Entre os resultados do trabalho de refinamento de critérios e acompanhamento dos empréstimos feitos, o Bndes explica que, a partir de consultas à Advocacia-Geral da União e de interação com o Tribunal de Contas da União (TCU), os desembolsos de 25 contratos foram suspensos temporariamente em maio de 2016. Desse total, dois já tiveram encaminhamento: um relativo ao contrato de US$ 145 milhões para financiamento às exportações de bens e serviços de engenharia destinados à construção, pela Construtora Queiroz Galvão, de um corredor logístico em Honduras, no qual foram retomados em 28 de dezembro de 2016.
O outro se refere ao contrato de US$ 165 milhões para a construção, pela Construtora OAS, do Aqueduto do Chaco, na Argentina, cujo prazo para utilização venceu em junho de 2016. Em dezembro, o governo da Província do Chaco desistiu do pedido de prorrogação do prazo. Em razão das práticas ilegais já assumidas pela empresa, que está em recuperação judicial, a OAS concordou ficar diariamente sob vigilância financeira pelos próximos 25 anos. O controle será realizado por uma empresa que fará alertas à Justiça em caso de novas suspeitas.
ACORDOS INTERNACIONAIS
Odebrecht
Países onde a prática de corrupção teria ocorrido, com pagamento de propina: Angola, Moçambique, Equador, Peru, Panamá, México, República Dominicana, Argentina, Colômbia, Guatemala e Venezuela. O acordo feito: pagará uma multa no valor de R$ 3,828 bilhões às autoridades de Brasil, Estados Unidos e Suíça. O valor será quitado ao longo de 23 anos, e a soma das parcelas será reajustada de acordo com a taxa Selic. Como parte do acordo, a holding do grupo concordou em revelar fatos ilícitos apurados em investigação interna, praticados no Brasil e no exterior em diversas esferas do poder.
Embraer
Países onde teria praticado a corrupção: entre os anos de 2007 e 2011, na Arábia Saudita, na Índia, em Moçambique e na República Dominicana. As transações totalizaram a comercialização de 16 aeronaves.
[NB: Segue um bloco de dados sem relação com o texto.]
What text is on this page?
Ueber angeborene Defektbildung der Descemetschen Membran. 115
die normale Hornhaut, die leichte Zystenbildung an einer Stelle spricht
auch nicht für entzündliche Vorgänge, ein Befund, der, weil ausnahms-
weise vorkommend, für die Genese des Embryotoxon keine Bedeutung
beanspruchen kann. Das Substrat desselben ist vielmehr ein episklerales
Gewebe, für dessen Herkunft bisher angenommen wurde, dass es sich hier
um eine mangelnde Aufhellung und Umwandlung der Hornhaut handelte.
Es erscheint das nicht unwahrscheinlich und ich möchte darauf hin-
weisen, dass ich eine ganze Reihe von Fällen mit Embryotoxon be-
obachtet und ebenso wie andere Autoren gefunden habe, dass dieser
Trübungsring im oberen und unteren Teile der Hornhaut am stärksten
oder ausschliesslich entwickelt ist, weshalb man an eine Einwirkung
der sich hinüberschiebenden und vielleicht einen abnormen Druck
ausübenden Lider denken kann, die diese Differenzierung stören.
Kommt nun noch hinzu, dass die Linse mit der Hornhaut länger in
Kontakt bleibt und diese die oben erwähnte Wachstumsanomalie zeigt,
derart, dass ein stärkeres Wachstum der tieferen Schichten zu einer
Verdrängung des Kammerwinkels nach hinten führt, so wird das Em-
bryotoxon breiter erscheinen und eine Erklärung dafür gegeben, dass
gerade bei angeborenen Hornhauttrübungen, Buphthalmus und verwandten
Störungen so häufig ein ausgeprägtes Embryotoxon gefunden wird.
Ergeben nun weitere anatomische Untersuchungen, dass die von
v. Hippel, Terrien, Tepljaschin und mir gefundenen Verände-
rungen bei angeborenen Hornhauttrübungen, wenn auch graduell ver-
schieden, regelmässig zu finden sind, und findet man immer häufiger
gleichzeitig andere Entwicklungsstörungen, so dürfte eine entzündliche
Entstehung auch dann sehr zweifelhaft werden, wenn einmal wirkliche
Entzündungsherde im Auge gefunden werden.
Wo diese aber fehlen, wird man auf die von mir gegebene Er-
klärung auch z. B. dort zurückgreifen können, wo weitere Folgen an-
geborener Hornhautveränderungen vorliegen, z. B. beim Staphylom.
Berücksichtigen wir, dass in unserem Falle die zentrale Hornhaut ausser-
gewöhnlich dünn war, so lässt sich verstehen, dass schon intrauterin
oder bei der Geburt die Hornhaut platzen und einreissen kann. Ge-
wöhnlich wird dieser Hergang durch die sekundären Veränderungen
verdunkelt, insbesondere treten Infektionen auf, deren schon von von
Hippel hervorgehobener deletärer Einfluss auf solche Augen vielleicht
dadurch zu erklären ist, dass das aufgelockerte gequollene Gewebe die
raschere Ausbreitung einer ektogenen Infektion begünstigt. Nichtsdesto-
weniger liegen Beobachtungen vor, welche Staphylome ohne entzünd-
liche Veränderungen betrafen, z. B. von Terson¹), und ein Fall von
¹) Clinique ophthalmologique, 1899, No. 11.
O acordo feito: para o encerramento do caso, que vinha sendo investigado pelas autoridades norte-americanas (Departamento de Justiça dos Estados Unidos – DOJ – e Securities and Exchange Comission – SEC) e também brasileiras (Ministério Público Federal – MPF – e Comissão de Valores Mobiliários – CVM), concordou em contratar monitoramento externo e independente, por até três anos, para acompanhar o cumprimento dos termos. Além disso, a companhia efetuará o pagamento de cerca de US$ 206 milhões às autoridades norte-americanas e brasileiras.